BAYESCAN 2.01 implements a reversible-jump MCMC algorithm to calculate posterior
probabilities of two models: one including selection and one excluding selection (neutral).
Departure from neutrality at a given locus is assumed when the locus-specific component
(alpha) is necessary to explain the observed pattern of diversity (alpha significantly different
from 0). A positive value of alpha suggests diversifying selection. The method provides
posterior odds (PO) as the ratio of the posterior probability of the model of selection versus
the neutral genetic model for each locus. In addition, the program allows for setting 'prior'
odds for the two models. We used the default option that a neutral model was 10 times more
likely than a model with selection. We ran ten pilot runs with a length of 5000 iterations. After
an additional burn-in of 50000 iterations, we used 100000 iterations (sample size of 5000
and thinning interval of 20). According to Foll & Gaggiotti (2008), these parameters for the
MCMC-algorithm ensure good convergence in most cases for binary data. To correct for
multiple testing, we first defined a threshold of 5% for the FDR and then only considered loci
with PO thresholds achieving this FDR using the R plot function provided along with
BAYESCAN 2.01. From the latter loci, we defined an outlier as being significant using a
threshold of PO >10 (or P(α≠0) > 0.91; i.e. ‘strong evidence’ for selection) for the rejection of
the null hypothesis in each of the conducted tests (note that the final assembly of outlier loci
was based on results from two algorithms on pooled samples and on the results of different
population pairwise comparisons).
The power of BAYESCAN for detecting markers affected by selection is significantly reduced
for comparisons including few samples (Foll et al, 2008). For the population pairwise
comparisons, we therefore excluded populations with less than 15 sampled individuals
unless they could be grouped with neighboring populations occupying the same habitat type.

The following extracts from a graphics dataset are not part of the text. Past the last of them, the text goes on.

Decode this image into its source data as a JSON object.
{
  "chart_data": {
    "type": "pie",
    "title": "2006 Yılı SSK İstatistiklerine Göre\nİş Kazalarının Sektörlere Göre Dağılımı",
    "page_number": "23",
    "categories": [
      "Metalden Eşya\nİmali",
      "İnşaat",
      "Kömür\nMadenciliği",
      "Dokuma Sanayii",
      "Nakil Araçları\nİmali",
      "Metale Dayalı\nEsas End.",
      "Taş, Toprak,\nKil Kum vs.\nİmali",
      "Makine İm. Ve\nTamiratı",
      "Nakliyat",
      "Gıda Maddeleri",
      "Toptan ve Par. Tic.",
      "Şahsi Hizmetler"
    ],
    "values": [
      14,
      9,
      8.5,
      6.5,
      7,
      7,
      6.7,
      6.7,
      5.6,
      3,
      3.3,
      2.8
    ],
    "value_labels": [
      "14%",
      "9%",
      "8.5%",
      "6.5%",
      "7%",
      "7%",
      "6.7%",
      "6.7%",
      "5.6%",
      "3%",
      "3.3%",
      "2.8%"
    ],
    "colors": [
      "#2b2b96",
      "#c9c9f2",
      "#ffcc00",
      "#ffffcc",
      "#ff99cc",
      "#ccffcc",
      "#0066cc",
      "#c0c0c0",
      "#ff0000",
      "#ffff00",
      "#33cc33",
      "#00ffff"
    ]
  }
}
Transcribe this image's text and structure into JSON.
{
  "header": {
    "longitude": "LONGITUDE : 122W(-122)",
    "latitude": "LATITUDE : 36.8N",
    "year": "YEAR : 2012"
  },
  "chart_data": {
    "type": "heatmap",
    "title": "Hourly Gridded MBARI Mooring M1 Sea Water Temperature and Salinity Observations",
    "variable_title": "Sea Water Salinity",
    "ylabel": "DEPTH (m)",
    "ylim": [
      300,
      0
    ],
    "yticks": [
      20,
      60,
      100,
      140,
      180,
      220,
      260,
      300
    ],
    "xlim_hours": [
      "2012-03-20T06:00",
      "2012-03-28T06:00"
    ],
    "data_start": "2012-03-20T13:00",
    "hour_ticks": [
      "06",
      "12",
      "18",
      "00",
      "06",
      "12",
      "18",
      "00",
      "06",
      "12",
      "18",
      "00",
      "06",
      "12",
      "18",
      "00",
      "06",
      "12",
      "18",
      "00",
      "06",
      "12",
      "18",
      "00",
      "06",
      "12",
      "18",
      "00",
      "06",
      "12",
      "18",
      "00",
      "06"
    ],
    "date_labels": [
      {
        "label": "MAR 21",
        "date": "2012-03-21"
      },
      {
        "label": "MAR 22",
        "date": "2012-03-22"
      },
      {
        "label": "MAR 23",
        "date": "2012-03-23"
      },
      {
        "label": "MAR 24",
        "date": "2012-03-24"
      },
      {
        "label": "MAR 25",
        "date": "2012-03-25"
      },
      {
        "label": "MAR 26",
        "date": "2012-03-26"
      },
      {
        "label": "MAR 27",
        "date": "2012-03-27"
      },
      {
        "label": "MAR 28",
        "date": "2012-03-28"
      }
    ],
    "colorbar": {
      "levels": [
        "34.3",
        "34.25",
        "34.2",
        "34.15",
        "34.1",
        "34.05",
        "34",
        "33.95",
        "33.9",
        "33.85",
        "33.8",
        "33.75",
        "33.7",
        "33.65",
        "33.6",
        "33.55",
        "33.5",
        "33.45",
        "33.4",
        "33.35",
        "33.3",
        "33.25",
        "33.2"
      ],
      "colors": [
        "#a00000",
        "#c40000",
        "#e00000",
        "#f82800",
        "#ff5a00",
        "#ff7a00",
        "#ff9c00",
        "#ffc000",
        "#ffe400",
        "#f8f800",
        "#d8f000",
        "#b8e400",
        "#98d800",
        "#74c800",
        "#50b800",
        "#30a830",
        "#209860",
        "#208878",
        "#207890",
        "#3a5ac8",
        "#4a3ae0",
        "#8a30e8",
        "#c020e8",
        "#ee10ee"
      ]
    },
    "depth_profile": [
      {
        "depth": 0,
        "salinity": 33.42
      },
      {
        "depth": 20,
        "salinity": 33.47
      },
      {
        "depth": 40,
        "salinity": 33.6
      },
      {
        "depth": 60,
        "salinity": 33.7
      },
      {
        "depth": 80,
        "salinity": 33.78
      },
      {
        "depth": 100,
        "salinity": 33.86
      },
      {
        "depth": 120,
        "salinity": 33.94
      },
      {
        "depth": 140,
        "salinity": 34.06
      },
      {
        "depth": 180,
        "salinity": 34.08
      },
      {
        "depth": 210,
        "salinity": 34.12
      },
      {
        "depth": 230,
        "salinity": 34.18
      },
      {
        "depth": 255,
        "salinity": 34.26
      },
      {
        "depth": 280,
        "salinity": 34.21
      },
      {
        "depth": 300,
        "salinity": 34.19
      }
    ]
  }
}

We pooled the samples of the populations with the population codes (Table 1): Merli16,
Merli18 and Stell; Canch11 and Canch21; HetHo, Nieuw and Ankev. This resulted in a total
of 36 fen-dune, 36 dune-dune and 6 fen-fen pairwise population comparisons.
References
Antao T, Beaumont MA (2011). Mcheza: a workbench to detect selection using dominant
markers. Bioinformatics 27(12): 1717-1718.
Beaumont MA, Balding DJ (2004). Identifying adaptive genetic divergence among
populations from genome scans. Molecular Ecology 13(4): 969-980.
Foll M, Beaumont MA, Gaggiotti O (2008). An approximate Bayesian computation approach
to overcome biases that arise when using amplified fragment length polymorphism markers
to study population structure. Genetics 179(2): 927-939.